We wandered around the gallery for a while, until, finally, we caught a glimpse of my mother, who didn't seem in a hurry to retrieve the agenda she had (adamantly, urgently) asked me to bring back to her. We waited for her to finish talking with one of her colleagues, and looked to the paintings hung on the walls, ready for that night's opening. Predictably, Jane looked everywhere but at the explicit pictures.

"You really are a prude."

"Naked women, Maura!" she hissed in a whisper. "Naked women _having sex_!" her face was flushed.

"Calm down. This particular exposition's aim is to ascertain if the viewers accept heterosexual and homosexual relationships with the same ease."

"I sure as hell can't see one single painting with a heterosexual couple in it..." she mumbled, still not knowing where to fix her gaze.

"That was the first part of her work," I gestured toward the woman my mother was currently talking to, "Which was exhibited a couple of months ago. It didn't really cause any kind of disturbance, so if the outcome is different this time, her theory of society being wary and intolerant of gay people would be correct."

"Why couldn't she paint them just kissing or hugging?"

"She did that, too, but it may have escaped your attention because you've been looking at the ground for the past couple of minutes," I was undeniably amused.
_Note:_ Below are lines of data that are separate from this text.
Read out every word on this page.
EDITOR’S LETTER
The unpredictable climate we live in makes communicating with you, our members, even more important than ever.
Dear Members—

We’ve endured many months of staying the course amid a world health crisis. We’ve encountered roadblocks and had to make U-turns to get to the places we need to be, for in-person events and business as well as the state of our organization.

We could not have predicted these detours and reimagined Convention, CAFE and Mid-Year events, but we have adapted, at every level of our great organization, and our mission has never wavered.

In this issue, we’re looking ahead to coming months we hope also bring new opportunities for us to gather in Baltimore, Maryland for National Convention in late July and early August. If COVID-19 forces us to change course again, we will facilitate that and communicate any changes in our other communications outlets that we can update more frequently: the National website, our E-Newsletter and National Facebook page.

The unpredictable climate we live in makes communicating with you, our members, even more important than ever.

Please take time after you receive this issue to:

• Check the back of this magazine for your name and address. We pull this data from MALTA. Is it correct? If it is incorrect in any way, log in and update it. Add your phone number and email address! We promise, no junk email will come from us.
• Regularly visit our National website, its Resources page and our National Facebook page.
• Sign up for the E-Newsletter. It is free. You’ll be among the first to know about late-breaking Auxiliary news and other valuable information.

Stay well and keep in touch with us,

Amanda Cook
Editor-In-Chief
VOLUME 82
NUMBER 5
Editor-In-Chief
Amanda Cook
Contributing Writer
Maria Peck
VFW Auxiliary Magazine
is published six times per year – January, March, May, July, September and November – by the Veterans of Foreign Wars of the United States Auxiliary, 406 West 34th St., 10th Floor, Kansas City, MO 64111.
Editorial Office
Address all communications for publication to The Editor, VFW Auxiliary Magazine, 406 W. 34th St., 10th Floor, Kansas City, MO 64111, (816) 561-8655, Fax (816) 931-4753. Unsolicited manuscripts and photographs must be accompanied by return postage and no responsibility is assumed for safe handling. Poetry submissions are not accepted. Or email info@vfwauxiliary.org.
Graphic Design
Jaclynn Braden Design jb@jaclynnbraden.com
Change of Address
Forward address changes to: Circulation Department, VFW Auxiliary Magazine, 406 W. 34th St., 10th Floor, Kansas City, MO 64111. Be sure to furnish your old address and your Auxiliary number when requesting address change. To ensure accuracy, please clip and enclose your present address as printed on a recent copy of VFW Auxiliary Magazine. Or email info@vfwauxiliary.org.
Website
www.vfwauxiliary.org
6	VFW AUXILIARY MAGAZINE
"Well, why didn't she _limit_ to it?"

"The point of it all is to show a romantic relationship between people, Jane. Gay or not," my mother noticed us at last, and walked to us, "And sex is part of it."

"Maura, darling, thank you for coming," we greeted each other with a couple kisses on the cheek. I gave her the agenda. "And you, too, Jane."

"Yeah, sure," she smiled tightly at my mother.

"Is everything all right? You seem feverish," Jane reddened further.

"She's just uncomfortable, mother," I grinned.

"Oh, that's too bad!" the autor of the paintings joined us. "This," she waved her hand to the paintings, "Should be normalized, already! Hello, Maura," she said cheerfully.

"Jane is only embarrassed by the sexual content of your work, Laura."

"I see... I did try not to paint anything exceedingly revealing..." she said, almost to herself.

Jane widened her eyes comically as opened her mouth slightly. I chuckled and moved closer to her, so I could put my hand delicately under her chin, slowly closing her mouth myself.

"That's really unladylike," I told her, lightly brushing her cheek with my thumb. She jumped back, swatting my hand away, startling me, as well as my mother and Laura.

"I... Sorry," She said. "I'll... I'll wait outside?" she left the room, while the three of us tried to discover the reason behind such an exit.

"Your girlfriend _really_ is shy, isn't she?" Laura asked, eyebrow high on her forehead.

"What?" I shook my head, trying to focus again, "She's not my girlfriend," I waved my hand casually, "Maybe she doesn't like her cheek being touched, either? Or her chin..." I said to myself.

"She's not?" Laura seemed surprised, and looked at my mother, but I didn't pay it much attention.

"No. I'll better go, too. To see if she's okay," I turned to say goodbye to both women, and followed the same path Jane had disappeared to, moments before.

* * *

 _No touching list_

 _Hands_

 _Cheek? Chin? Both?_

* * *

A/N: It's been a while since last time, and will probably be until the next. Chapters will be light because, as I've said, this won't be a "deep" story with a good plot. Just something to kill some time, not really interesting, so if you're looking for a story with good development... I'll save you time. You're warned!